William Willamon, former Dean of the Divinity School at Duke University and United Methodist bishop, notes: “the most disturbing quality of the baby Jesus, the mystery of his advent that scandalizes even as it inexorably beckons, is the vulnerability of his incarnation. Nothing is so helpless,
so dependent, so fragile, so frail, as a baby.” Williamon goes on to note he “knows of no other religion so bold as to admit to the possibility of its God appearing in so vulnerable a form.” He believes it is scandalous for God to meet us as a baby, threatening our human desire for an aloof, Platonic deity who lives in the realm of the abstract, self-contained ideal, rather than in the stable out back, wrapped in swaddling clothes and lying in a manger. (“Unto Us a Child” from On a Wild and Windy Mountain.)
God incarnate as a baby, growing into youth and adulthood, also contradicts our expectations of a savior. How could a baby overthrow the corrupt Roman rule or impoverished conditions of the first century? Our human constructs have always been flawed, and too often we abdicate our responsibility to resolve our own problems and instead hope for divine intervention. It is hard to accept that Jesus did not come to fulfill our expectations. Perhaps it is because we have wanted too much from God and expected too little of ourselves.
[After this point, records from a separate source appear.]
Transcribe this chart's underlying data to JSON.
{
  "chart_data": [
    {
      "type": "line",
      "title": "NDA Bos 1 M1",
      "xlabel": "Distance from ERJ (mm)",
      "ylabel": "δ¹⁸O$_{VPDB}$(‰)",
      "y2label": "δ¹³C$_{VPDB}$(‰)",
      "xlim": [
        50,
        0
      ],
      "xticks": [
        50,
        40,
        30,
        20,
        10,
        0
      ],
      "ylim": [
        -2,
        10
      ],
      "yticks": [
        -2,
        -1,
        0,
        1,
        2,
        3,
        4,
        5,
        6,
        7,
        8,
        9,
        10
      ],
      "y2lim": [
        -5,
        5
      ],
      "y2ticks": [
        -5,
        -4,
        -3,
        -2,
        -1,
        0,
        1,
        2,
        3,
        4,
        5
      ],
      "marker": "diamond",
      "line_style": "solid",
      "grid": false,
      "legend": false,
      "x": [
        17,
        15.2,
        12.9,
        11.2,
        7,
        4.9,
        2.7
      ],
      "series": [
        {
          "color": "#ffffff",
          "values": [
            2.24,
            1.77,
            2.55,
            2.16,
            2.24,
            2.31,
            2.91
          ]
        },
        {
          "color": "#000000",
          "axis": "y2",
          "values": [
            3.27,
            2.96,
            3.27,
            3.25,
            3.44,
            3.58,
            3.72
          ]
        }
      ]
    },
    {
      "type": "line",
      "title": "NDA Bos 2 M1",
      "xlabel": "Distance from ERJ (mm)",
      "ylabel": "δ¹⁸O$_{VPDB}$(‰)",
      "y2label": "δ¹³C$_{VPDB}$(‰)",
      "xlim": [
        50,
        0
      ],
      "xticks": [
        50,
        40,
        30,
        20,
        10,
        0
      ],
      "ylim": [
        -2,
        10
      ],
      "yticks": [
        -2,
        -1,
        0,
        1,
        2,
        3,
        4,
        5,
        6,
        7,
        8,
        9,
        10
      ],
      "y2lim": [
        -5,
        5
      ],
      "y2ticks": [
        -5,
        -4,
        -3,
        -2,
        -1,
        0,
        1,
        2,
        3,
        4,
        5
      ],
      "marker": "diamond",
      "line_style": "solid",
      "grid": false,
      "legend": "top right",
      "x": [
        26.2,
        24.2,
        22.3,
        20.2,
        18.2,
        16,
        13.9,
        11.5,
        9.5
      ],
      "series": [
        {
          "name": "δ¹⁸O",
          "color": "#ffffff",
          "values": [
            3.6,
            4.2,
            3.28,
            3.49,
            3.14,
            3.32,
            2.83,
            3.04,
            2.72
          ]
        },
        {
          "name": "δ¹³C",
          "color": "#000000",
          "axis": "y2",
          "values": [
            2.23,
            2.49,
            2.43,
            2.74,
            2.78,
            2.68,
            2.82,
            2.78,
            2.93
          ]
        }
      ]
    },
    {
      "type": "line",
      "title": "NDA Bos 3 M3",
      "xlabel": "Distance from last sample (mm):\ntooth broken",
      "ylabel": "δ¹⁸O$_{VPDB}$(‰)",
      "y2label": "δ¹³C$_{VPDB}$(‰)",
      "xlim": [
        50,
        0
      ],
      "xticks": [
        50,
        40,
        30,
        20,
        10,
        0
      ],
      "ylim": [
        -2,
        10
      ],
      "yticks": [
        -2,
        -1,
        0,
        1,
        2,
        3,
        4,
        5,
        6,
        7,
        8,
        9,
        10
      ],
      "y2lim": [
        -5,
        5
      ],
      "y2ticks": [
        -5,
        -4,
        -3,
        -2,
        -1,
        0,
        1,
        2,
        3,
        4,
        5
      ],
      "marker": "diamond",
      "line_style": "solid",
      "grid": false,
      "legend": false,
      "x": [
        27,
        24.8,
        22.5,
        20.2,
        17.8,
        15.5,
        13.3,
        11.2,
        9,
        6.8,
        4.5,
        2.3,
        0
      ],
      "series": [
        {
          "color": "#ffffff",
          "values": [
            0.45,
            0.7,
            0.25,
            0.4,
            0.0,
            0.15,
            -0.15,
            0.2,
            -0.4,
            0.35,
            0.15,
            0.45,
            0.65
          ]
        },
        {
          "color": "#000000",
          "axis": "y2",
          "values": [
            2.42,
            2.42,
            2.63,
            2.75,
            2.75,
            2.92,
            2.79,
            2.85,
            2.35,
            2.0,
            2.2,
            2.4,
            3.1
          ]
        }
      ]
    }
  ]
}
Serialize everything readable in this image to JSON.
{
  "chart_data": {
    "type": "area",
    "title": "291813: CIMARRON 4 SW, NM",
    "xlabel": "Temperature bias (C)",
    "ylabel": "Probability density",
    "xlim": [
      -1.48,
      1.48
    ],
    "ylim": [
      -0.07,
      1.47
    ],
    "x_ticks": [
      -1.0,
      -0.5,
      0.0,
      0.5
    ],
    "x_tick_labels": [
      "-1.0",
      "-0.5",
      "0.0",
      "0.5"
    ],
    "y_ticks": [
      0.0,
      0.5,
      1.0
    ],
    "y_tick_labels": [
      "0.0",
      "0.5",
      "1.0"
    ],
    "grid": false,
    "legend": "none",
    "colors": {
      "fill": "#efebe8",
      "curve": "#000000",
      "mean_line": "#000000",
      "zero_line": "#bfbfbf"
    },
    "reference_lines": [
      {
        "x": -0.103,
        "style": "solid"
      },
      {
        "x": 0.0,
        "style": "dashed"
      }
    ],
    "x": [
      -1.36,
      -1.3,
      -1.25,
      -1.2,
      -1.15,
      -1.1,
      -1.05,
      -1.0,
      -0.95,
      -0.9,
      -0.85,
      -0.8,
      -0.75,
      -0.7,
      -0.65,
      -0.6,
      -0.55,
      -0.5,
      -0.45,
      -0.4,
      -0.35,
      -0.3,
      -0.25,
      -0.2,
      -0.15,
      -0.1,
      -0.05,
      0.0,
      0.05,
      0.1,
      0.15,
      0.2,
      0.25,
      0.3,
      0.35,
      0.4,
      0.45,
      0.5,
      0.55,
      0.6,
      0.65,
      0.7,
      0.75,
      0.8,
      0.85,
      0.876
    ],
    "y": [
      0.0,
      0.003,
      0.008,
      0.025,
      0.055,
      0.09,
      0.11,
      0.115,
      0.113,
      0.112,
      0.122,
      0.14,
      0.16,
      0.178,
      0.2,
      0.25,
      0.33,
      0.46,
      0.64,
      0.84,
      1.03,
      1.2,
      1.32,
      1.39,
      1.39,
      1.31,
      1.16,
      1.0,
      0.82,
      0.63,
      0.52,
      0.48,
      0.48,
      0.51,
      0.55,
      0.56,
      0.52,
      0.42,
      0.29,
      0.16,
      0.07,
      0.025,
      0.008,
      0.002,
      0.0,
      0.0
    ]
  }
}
God’s crossing the divide between divine and human existence represents God’s willingness to be in every part of our messy material world and no longer be confined to the realm of transcendent mystery. The incarnation is invested in restoring the dignity and worth of every mortal created by God, and restoring our eternal relationship with God. These are tasks beyond our individual capabilities and, thank God, God intercedes.
Jesus came to go about God’s business by teaching inclusion, love of neighbor and serving the lost, least and lonely; human and divine work. Jesus was incarnate as a baby to be a part of our complete human existence, to live in our bodily form, grow within our tradition, and thrive in a family, showcasing God’s approval. From this birth through childhood, Jesus shares our experience and shows us how to create a new future.
God came down at Christmas. God has gifted us with the spirit of Christ in our current lives to continue Christ’s work. We have choices to make about our future in serving God.
Kenilworth Union stands on a solid foundation, but we are at a point of departure with Andrew’s tenure closing and 2013 ushering in an interim period.
We can rely upon our history, confident of God’s calling the universal church into being, to comfort, minister and guide us in faith as Christ’s body on earth. God called this particular church into being in this community, called each of us into membership and service. We have a promise before us as a church that God will be with us shaping our future through Don Dempsey’s experience and wisdom as an interim leader, our collective commitment to discern new paths, and our patience for God to work in God’s time.
We have many similarities to Mary and Joseph. They had a large and growing family, traditions to maintain, and lived in a culture that was not supportive of their faith. What we can learn from Mary and Joseph is to not dwell exclusively on what we want but to be open to God moving among us and taking us into the unexpected. We can learn to lean into the world of new relationships, welcome strangers, take bold risks, and go about the business of being a church. As Mary, we can treasure in our hearts God’s love for us is so great, God came to meet us, just as we are.